【君の安らぎは何処にあるのか?】 #2
坂の下で待っていたレイチェルを二頭立ての箱馬車が迎えに来たのは、陽が沈み切る直前のことだった。
馬車から大柄な男が下りてくる。灰色の短髪に、浅黒い筋肉質の身体。先程もクリスと一緒にいた男だ。彼は低い声で話しかけてきた。
「お待たせ致しました、レイチェル様。バルドと申します。どうぞお乗りください」
「ありがとうございます」
促されるまま乗り込む。バルドが窮屈そうに頭を屈めながら乗り、扉を閉めると、馬車はゆっくりと走り出した。

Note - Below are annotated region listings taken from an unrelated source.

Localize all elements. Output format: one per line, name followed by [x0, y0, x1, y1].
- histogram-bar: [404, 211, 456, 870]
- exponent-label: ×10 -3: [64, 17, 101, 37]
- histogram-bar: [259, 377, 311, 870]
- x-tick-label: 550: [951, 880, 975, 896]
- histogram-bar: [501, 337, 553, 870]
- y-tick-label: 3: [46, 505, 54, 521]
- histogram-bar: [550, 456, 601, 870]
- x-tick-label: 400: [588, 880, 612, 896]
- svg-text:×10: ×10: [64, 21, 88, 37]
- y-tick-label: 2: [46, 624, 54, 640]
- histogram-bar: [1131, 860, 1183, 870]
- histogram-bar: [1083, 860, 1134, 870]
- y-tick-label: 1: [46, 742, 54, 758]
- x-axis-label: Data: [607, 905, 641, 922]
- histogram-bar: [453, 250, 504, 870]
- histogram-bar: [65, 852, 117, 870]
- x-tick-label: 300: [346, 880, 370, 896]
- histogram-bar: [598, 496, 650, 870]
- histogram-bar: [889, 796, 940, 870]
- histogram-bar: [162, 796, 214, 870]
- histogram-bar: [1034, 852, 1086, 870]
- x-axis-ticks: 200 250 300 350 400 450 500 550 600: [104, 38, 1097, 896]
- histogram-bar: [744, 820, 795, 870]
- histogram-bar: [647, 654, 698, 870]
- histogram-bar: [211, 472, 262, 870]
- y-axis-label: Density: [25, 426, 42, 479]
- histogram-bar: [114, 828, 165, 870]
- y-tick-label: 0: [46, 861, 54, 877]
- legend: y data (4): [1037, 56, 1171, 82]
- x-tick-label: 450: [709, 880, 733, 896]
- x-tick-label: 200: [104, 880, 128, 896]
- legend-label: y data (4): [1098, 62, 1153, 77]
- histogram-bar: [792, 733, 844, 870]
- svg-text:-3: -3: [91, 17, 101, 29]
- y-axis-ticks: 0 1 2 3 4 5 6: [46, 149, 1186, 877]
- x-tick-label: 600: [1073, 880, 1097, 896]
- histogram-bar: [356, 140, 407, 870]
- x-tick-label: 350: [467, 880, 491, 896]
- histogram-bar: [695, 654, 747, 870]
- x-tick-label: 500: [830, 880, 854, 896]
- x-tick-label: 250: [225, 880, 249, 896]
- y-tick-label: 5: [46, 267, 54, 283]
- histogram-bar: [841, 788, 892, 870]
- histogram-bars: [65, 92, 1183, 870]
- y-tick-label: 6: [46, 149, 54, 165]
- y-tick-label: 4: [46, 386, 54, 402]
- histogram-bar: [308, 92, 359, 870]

バルドはレイチェルの正面に座り、目と口を閉じて顔に三本の線を引いた。張り詰めた糸のような沈黙が箱の中を満たす。蹄と車輪の音がほぐしてくれなければ、息苦しく思ったかもしれない。
レイチェルは声をかけることにした。
「バルドさん、さっきもクリス……トファー会長と、一緒におられましたよね」
「……はい」バルドは眼を閉じたまま答える。
「彼とはどういうご関係です? 執事さんですか?」
「いえ、護衛です。冒険者だった私を、会長が雇ってくださったのです」
「そうだったのですか。でも、宜しいのですか? 護衛の方が送迎だなんて」
「会長のご命令ですので」
バルドは淡々と、切るような口調である。会話の意思はあまりなさそうだ。そういう気質なのかもしれないが、レイチェルはどうも自分が拒絶されているような匂いを感じた。大人しく口を噤むことにする。

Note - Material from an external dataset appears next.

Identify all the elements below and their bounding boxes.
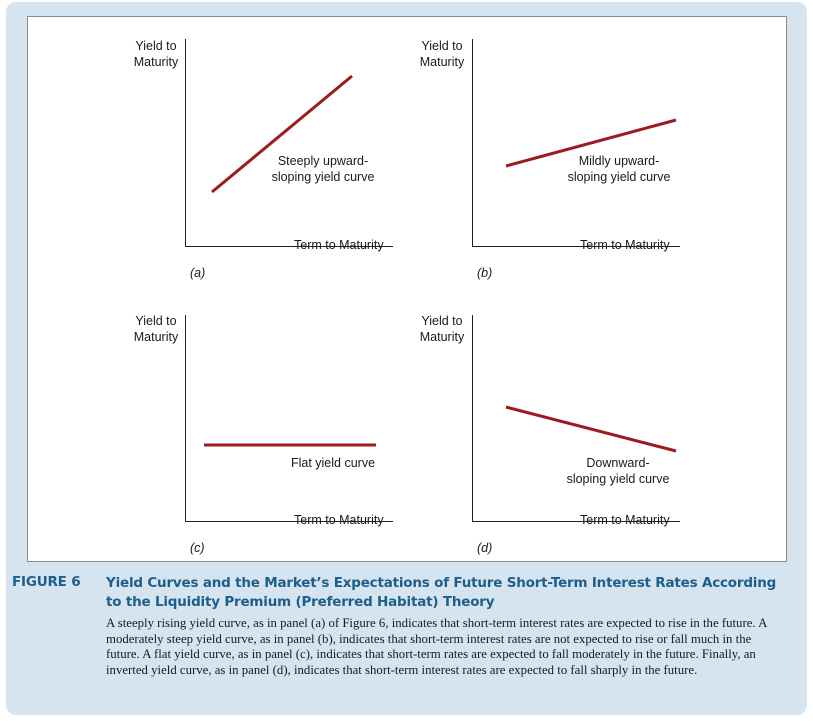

運ばれたのは都市の外れの方だった。《緋色の牝鹿亭》はおろか、目抜き通りからもずいぶん離れている。豪商たちの住まいや支部は、利便性のため目抜き通りの周辺に集まっていることが多い。たぶん、だからこそ、なのだろう。彼らしい選択である。
馬車を下り、バルドが門を開く。《緋色の牝鹿亭》の倍以上はある屋敷だった。その大きさの割には狭い庭を抜け、中へ入る。この時間にも仕事があるのか、幾人かが忙しそうに動きまわっていた。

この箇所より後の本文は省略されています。